The battery-backed raid SSD option is less common.
So who is wrong: Leslie, for including this rule in the specification? The good user, who learns to call fsync when necessary? Or the bad user, for recklessly breaking the properties of Paxos, all for a lousy 50x or 100x speedup?
As a builder, I have to feel sympathy for any developer who wants the speed. And I honestly question that Paxos specification. Maybe the requirement really is too strong! Couldn't it be reexpressed in terms of fsync: "no committed request will ever be lost if fsync was invoked, and completed after the commit?"
In fact the interesting issue here is that when ForceSync=no, ZooKeeper simply imposes an extra obligation on the behavior of the developer (use fsync, or confirm that you have the right kind of specialized SSD). As we discussed in that prior blog entry, Paxos already imposes obligations on its users, and doesn't express those either. Why is this different?

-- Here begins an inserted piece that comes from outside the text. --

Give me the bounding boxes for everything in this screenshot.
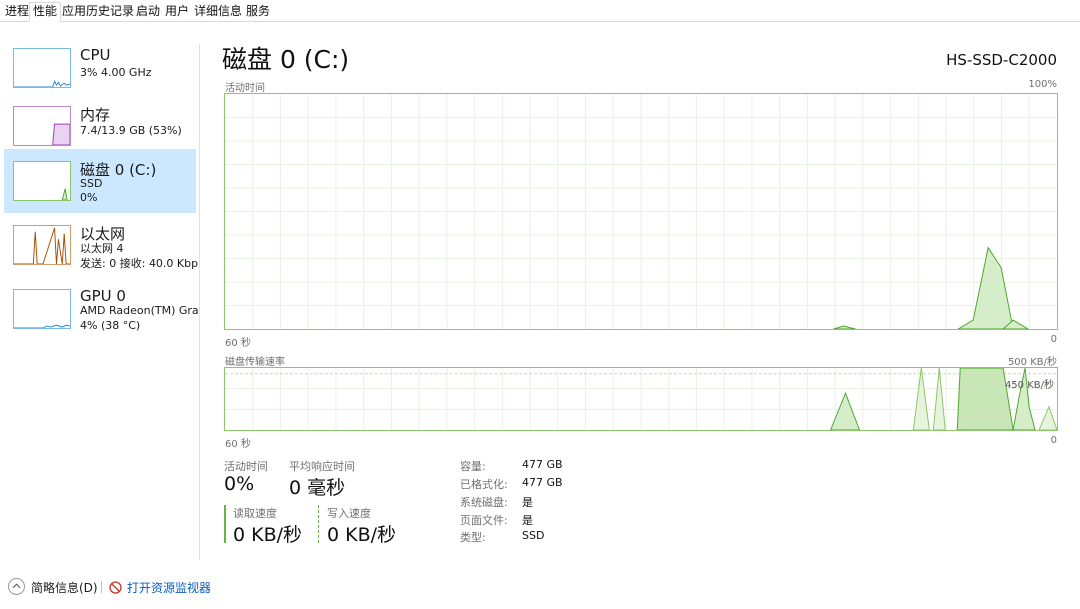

Yet I also understand Leslie. I've asked him about this, and he thinks developers will just get it wrong. They want the speed, because otherwise they look bad, so they flip this switch, but do something for extra speed in a situation where it really isn't appropriate.
Here in a college town, with students who definitely drive unsafely and fast, I get it.
How many of the developers who push ZooKeeper's insane speed button actually know what they are doing, and think about when to manually call fsync? Yet on the other hand, how many of their applications would break if the ZooKeeper storage subsystem were to slow down by 50x or 100x?
So you tell me: should systems follow the ZooKeeper lead?
Seriously: what do you think? Should Derecho support ForceSync=no?